Monday, May. 25, 1925
Mangin
Escaping it on the battlefields of Europe, Asia and Africa, General Charles Marie Emmanuel Mangin, 58, met Death in Paris. He died from appendicitis. Mme. Mangin and eight children survive him.
His funeral was one of great simplicity. His coffin was laid on a gun carriage, covered with the Tricolor and drawn first to the Chapelle des Invalides, then to the Cemetery of Montparnasse.
Ex-Premier Georges Clemenceau telegraphed Mme. Mangin: "He was a great soldier." Major General Robert Lee Bullard, onetime (Oct. 11, 1918-Apr. 15, 1919) Commander of the U. S. , Second Corps Area, cabled from his sick bed in Fort Totten Army Hospital: "Goodby, beloved comrade. Goodby, thou undaunted spirit." The General's Negro body servant walked alone and silently near his master's coffin. Many distinguished persons, including Ambassador Myron T. Herrick and Colonel H. H. Harjes of Morgan, Harjes et Cie., were, present.
Before the War, Mangin saw service in Senegal, the French Sudan, the Congo (Fashoda) under Colonel Marchand, in Tonkin, West Africa and Morocco, gradually rising to the rank of Brigadier General.
During the War, he was noted for a brilliant attack at Verdun which resulted in the recapture of Fort Douaumont and which earned for him the sobriquet of "the hero of Verdun." The following year he led his army into a brilliant but Pyrrhic victory on the Aisne.
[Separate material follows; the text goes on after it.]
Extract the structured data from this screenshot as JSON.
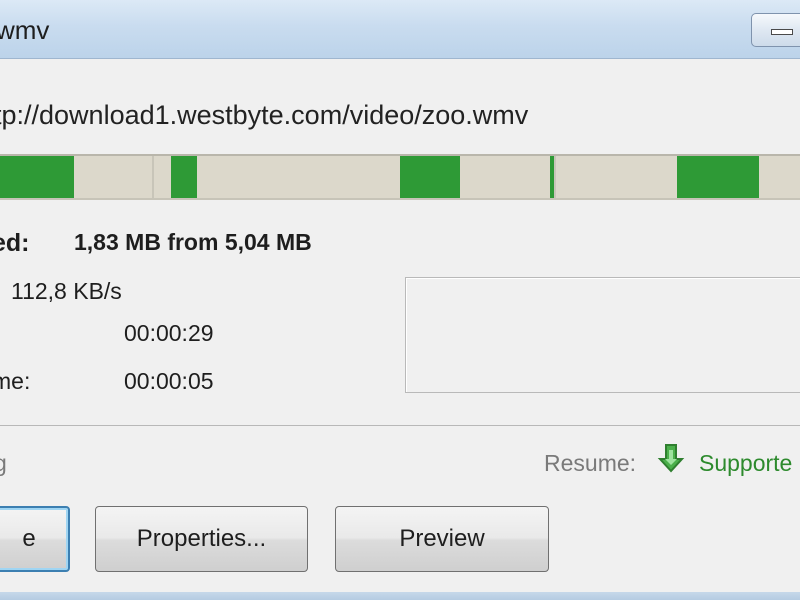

Probably his greatest victory was that of July 18, 1918, in which he commanded a force more than half of which was composed of U.S. troops. German guns pounded the lines in front of Villers-Cottere Forest. A strong first line was pushing a German advantage for all it was worth. Of a sudden, a boom, boom, boom crashed in martial notes through the air, followed by the appalling noise of drum fire: boom, boom, drum, drum, drum, boom, boom, etc. Long lines of tanks ambled across the broken lines spittin fire to the accompaniment of the chugging engines. Behind, great waves of infantry bore down upon the enemy who were driven back of Soissons, their communication severed and the battle ended, the first of a final series which terminated the War in a victory for the Allies on November 11.